$\tan^{-1}(x)$ looks very similar to $\tanh(x)$ if $x$ is small enough.
Look.
But they diverge from each other as $x$ grows.
And for very big $x$'s, They almost represent the constant functions $1$ and $\frac \pi 2$ (for $\tanh(x)$ and $\tan^{-1}(x)$, respectively).
Is it possible to write $\tan^{-1}(x)$ as a power expansion of $\tanh(x)$?
I mean can we say this?
$$\tan^{-1}(x)=\sum^{\infty}_{i=0} \alpha_i \tanh^i(x)$$
Let $u=\tanh x \iff \tanh^{-1}u=x$. Then it is enough to expand $\tan^{-1}\tanh^{-1}u$ around $u=0$.
You will find that $\tan^{-1}\tanh^{-1}u=u+\frac{u^5}{15}+\frac{u^7}{45}+\frac{64u^9}{2835}+O(u^{11})$, and thus
$$\tan^{-1}x=\tanh x+\frac{(\tanh x)^5}{15}+\frac{(\tanh x)^7}{45}+...$$
A lazy way would be linear regression $$\tan^{-1}(x)=\sum^{n}_{i=0} \alpha_i \tanh^{2i+1}(x)$$ and, for the range $-1 \leq x \leq 1$, you could get, using $y=\tanh(x)$,$$\tan^{-1}(x)=0.990525 y+0.062262 y^3$$ $$\tan^{-1}(x)=1.00139 y-0.0178282 y^3+0.117721 y^5$$ $$\tan^{-1}(x)=0.999706 y+0.00644068 y^3+0.0302925 y^5+0.0897757 y^7$$
Edit
In Will Sherwood's good solution, the cubic term is missing (and this is correct based on the used approach).

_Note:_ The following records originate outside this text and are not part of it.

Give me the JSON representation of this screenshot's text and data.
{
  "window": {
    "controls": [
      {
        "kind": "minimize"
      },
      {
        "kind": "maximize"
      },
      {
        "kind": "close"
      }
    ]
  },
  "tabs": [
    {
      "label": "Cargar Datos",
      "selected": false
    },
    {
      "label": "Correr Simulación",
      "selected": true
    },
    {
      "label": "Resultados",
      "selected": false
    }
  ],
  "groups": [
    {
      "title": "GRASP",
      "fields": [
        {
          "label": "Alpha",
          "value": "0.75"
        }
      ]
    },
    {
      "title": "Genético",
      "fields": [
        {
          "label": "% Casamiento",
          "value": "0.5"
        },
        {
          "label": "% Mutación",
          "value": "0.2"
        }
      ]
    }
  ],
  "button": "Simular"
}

However performing the last given linear regression, the corresponding term is highly significant $$\begin{array}{clclclclc} \text{} & \text{Estimate} & \text{Standard Error} & \text{Confidence Interval} \\ a & 0.999706 & 0.000026 & \{0.999654,0.999758\} \\ b & 0.006441 & 0.000306 & \{0.005836,0.007045\} \\ c & 0.030293 & 0.001044 & \{0.028233,0.032352\} \\ d & 0.089776 & 0.001061 & \{0.087684,0.091867\} \\ \end{array}$$ and, over the considered range, the curve fit is better than the theoretical septic expansion as soon as $x >0.5$.